OECD Report Series: Water Governance in African Cities
Water is essential for economic growth, human health, and the environment. Yet governments around the world face significant challenges in managing their water resources effectively. The problems are multiple and complex: billions of people are still without access to safe water and adequate sanitation; competition for water is increasing among the different uses and users; and major investment is required to maintain and improve water infrastructure in OECD and non-OECD countries.
This OECD series on water provides policy analysis and guidance on the economic, financial and governance aspects of water resources management. These aspects generally lie at the heart of the water problem and hold the key to unlocking the policy puzzle.
Building on a Survey on Water Governance across 36 cities of all size in Africa, this report provides a regional overview of the allocation of roles and responsibilities for water management, the existence and implementation of institutional, policy and regulatory frameworks, as well as the critical governance gaps that need to be bridged in order to boost city government capacity to drive water security in the continent.

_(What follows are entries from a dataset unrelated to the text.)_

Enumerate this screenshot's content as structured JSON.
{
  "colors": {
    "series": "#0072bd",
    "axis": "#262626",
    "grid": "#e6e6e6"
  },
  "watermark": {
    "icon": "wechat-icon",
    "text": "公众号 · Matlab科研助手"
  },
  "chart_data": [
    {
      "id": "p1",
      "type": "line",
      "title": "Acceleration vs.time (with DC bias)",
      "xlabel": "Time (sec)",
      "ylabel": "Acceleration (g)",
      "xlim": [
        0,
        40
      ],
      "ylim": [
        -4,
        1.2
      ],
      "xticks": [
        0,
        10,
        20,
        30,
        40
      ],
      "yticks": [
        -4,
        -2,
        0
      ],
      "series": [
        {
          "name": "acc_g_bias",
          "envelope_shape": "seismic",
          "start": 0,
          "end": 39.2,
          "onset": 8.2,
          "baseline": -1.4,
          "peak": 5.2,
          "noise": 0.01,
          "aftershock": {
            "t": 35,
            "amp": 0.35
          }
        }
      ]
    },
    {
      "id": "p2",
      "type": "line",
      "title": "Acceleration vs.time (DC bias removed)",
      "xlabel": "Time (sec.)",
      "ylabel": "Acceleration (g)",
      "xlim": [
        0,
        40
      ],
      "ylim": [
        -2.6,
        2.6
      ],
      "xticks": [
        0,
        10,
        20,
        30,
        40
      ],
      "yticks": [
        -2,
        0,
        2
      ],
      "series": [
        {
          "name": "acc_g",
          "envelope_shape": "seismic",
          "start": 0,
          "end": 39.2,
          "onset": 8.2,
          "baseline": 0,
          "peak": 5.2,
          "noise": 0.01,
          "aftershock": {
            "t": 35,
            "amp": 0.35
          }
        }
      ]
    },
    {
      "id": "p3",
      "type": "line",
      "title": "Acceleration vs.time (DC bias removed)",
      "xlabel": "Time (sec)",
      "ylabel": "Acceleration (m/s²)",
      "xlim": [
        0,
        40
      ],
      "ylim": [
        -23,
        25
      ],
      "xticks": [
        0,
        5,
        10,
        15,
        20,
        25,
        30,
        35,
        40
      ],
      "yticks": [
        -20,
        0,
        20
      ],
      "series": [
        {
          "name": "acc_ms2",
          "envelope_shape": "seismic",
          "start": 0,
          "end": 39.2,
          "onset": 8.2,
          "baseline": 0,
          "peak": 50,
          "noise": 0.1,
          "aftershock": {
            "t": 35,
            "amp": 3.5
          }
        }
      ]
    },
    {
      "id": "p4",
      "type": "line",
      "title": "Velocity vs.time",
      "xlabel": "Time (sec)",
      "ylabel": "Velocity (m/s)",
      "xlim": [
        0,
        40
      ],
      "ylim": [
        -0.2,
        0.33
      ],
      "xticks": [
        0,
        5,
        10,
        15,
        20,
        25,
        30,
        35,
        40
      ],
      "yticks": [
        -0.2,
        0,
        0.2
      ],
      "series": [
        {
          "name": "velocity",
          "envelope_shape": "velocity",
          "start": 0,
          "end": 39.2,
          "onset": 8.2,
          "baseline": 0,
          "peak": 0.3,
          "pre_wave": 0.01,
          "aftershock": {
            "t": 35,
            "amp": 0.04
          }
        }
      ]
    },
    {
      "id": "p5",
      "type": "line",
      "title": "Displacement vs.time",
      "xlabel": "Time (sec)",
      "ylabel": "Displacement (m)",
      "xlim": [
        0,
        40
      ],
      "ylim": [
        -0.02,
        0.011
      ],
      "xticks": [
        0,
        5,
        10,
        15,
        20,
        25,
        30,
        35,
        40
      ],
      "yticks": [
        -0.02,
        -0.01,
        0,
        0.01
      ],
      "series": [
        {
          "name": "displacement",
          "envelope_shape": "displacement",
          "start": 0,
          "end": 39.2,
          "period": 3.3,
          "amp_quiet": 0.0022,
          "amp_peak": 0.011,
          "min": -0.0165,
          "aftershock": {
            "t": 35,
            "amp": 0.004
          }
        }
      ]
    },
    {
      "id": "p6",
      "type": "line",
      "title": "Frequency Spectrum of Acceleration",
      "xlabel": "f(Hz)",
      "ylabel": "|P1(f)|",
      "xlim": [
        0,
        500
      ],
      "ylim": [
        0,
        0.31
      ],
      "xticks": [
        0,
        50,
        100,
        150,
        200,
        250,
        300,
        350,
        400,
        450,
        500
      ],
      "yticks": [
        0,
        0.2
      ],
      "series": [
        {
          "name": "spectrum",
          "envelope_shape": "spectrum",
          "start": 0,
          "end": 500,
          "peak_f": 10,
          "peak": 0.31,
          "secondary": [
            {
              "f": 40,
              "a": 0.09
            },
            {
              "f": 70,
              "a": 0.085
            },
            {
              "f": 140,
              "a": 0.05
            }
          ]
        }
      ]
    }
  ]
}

A second OECD report also zooms in on the Water Governance in Cape Town, South Africa. This report assesses key water risks and governance challenges in Cape Town, and provides policy recommendations towards more effective, efficient and inclusive water management building on the OECD Principles on Water Governance. In particular, the report calls for strengthening integrated basin governance, transparency, integrity, stakeholder engagement, capacities at all levels of government, financial sustainability and for advancing the water allocation reform to better manage trade-offs across multiple users.